Und so kündigte Andrew McMahon dann auch pünktlich gestern an, das Kapitel Jack’s Mannequin nach einem letzten Konzert am 11. November zu beenden.

Vor zehn Jahren wäre wieder mal eine kleine Welt für mich zusammengebrochen, doch diesmal blieb mein Herz stark. Es zwickte kurz, weil ich es natürlich auch wieder nie geschafft hatte, die Band live zu sehen, aber diesmal ist alles nicht so schlimm.

Das liegt vor allem daran, dass Jack’s Mannequin schon die zweite Band ist, der Andrew McMahon vorstand: Something Corporate haben mich durch meine Studienzeit begleitet, auf Jack’s Mannequin war ich merkwürdigerweise erst vor drei Jahren gestoßen. Ihr Zweitwerk “The Glass Passenger” dürfte “The Man Who” von Travis, “Automatic For The People” von R.E.M. und “Rockin’ The Suburbs” von Ben Folds locker auf die Plätze der meist gehörten Alben verwiesen haben, obwohl die einen beträchtlichen zeitlichen Vorsprung hatten.

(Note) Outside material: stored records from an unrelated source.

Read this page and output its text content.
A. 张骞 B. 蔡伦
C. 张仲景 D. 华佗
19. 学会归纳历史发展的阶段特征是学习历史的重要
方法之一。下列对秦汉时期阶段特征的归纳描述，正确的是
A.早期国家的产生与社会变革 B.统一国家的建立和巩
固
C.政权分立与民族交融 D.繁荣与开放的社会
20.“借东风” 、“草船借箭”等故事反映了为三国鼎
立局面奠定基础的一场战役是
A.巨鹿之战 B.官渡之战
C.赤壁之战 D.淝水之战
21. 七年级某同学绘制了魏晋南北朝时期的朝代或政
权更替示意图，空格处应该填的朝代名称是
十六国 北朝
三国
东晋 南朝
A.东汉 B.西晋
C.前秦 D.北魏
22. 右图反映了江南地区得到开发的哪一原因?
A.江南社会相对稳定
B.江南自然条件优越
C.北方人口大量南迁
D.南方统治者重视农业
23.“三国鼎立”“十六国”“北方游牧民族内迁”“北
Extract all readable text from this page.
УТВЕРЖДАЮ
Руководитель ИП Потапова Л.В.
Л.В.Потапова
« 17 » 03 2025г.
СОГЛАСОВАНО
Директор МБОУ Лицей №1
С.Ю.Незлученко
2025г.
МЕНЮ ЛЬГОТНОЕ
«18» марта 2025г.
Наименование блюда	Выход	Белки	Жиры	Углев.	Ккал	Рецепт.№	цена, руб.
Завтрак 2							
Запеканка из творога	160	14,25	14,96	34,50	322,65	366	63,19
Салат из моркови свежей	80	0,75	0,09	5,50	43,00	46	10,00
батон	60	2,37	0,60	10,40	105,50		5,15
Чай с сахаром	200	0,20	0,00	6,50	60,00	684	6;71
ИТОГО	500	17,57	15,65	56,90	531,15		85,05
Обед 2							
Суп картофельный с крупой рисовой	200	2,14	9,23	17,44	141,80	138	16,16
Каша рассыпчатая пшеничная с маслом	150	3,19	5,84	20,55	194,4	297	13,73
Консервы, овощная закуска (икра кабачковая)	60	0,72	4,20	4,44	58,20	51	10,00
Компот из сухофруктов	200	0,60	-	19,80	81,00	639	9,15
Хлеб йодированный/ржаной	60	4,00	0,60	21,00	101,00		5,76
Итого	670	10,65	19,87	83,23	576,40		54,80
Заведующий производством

Die Songs haben mich durch die letzten Jahre begleitet wie sonst nur meine besten Freunde: Sie waren immer da, egal, ob es mir gut ging oder schlecht. Ich habe schwerste Stunden damit verbracht, die Kernaussage von “Swim” – “just keep your head above” – mantraartig vor mich hin zu singen, und bin in Momenten größter Euphorie zu “The Resolution” oder “Dark Blue” wie ein Flummi durch Straßen und Vergnügungslokale gehüpft.

Es ist eigentlich unwahrscheinlich, dass man sich mit über 25 noch mal derart in eine Band verknallt, aber bei Jack’s Mannequin war es so. Oder eigentlich: Bei beiden Bands von Andrew McMahon, denn auch die Alben von Something Corporate zählen zu denen, die vermutlich nie von meinem iPod fliegen werden. In den Texten finde ich so viel von mir und meinem Leben wieder, dass selbst kettcar und Tomte dagegen alt aussehen.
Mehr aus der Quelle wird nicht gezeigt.